Saye etrafa bir göz gezdirirken Gaye ve Sungur'un resmini tekrar gördü. Gaye'nin yazdığı mektupta okuduğu bir metin aklına geldi. "Ben hâlâ Sungurla tanıştığım o yerde onunla yaşıyorum ve orada var olacağım." Fotoğrafı alarak etrafına bakındı. Hiçbir şey bulamayınca çerçeveyi çıkardı. İşte oradaydı. Küçük bir hafıza kartı fotoğrafın arkasına saklanmıştı. Kardeşinin bir şekilde bir mesaj bıraktığını biliyordu.
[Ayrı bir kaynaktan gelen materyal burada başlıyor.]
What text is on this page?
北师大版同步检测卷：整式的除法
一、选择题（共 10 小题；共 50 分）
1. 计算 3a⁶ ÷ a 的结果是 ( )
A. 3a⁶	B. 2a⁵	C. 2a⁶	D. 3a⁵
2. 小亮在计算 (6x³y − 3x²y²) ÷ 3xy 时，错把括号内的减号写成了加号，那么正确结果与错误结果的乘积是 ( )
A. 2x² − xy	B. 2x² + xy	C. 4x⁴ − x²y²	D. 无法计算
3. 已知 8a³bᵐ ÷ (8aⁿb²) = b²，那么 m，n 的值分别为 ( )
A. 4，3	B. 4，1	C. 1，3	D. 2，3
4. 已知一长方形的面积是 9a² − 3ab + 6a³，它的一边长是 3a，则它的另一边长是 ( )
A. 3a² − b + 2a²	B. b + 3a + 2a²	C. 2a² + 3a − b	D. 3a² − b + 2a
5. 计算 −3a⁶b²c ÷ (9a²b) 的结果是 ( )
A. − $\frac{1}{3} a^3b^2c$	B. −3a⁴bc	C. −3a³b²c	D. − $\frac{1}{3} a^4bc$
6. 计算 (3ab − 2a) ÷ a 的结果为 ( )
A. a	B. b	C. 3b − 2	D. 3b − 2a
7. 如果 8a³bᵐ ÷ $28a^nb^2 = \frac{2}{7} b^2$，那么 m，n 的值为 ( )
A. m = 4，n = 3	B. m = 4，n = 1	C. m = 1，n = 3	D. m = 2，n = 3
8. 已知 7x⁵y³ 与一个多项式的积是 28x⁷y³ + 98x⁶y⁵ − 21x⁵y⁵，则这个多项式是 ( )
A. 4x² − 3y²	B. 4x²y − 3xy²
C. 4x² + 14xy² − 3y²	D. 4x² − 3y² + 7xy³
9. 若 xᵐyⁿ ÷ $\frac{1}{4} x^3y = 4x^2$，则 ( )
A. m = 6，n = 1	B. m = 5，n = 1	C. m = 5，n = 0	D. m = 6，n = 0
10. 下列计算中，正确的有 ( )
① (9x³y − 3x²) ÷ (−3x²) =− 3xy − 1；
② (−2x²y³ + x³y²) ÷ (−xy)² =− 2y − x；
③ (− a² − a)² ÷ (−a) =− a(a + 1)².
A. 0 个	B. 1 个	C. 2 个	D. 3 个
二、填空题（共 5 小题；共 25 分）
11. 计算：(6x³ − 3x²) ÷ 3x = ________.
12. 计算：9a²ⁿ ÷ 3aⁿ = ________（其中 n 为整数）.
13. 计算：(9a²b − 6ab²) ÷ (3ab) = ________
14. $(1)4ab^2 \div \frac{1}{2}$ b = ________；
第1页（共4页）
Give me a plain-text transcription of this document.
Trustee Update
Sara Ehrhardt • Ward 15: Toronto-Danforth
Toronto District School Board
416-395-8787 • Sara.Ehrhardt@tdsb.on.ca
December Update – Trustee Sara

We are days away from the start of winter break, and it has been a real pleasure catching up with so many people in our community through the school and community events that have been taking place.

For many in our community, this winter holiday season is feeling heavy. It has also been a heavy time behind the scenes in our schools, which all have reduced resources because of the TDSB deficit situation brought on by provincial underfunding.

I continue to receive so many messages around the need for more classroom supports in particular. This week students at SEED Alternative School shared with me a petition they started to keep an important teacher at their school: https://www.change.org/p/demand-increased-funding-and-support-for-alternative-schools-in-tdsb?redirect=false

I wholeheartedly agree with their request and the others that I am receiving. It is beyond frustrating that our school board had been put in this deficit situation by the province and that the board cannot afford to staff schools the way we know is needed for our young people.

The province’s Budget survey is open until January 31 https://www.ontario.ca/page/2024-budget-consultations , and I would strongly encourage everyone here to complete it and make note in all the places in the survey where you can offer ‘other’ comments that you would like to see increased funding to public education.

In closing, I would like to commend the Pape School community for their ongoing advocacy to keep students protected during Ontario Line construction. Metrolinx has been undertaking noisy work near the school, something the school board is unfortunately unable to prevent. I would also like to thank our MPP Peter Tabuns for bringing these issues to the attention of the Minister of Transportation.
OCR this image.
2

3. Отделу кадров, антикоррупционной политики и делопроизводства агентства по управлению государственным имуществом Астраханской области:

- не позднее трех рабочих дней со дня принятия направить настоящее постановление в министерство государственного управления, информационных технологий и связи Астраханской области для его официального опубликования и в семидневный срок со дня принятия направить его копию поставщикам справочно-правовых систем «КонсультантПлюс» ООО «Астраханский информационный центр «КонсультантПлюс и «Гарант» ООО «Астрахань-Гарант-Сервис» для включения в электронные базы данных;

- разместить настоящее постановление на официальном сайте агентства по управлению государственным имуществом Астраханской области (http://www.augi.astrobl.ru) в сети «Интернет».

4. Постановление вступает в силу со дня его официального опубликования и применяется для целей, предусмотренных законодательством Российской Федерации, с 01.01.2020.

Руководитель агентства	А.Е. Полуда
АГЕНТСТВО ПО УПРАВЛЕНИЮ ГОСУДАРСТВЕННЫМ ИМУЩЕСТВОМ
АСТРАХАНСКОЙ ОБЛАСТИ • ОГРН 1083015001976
Çünkü bu odada her yeri aramak fazla zaman kaybettirirdi. Hemen fotoğrafı koyarak hafıza kartını telefonunun arkasına sıkıştırdı. Kardeşine de zekâsı için teşekkür etmeyi unutmadı. Onu büyük bir dertten kurtarmıştı. Arka tarafa doğru uzanan bir kapı görünce merak edip kapıyı açtı.

Burası bir tuvaletti. Vip salonda her şey vardı. Kendi dairesinden bile büyük olan bu yer tamamen zenginlere ait bir yerdi ve daha önce kendini böyle bir yerde hiç düşünmemişti.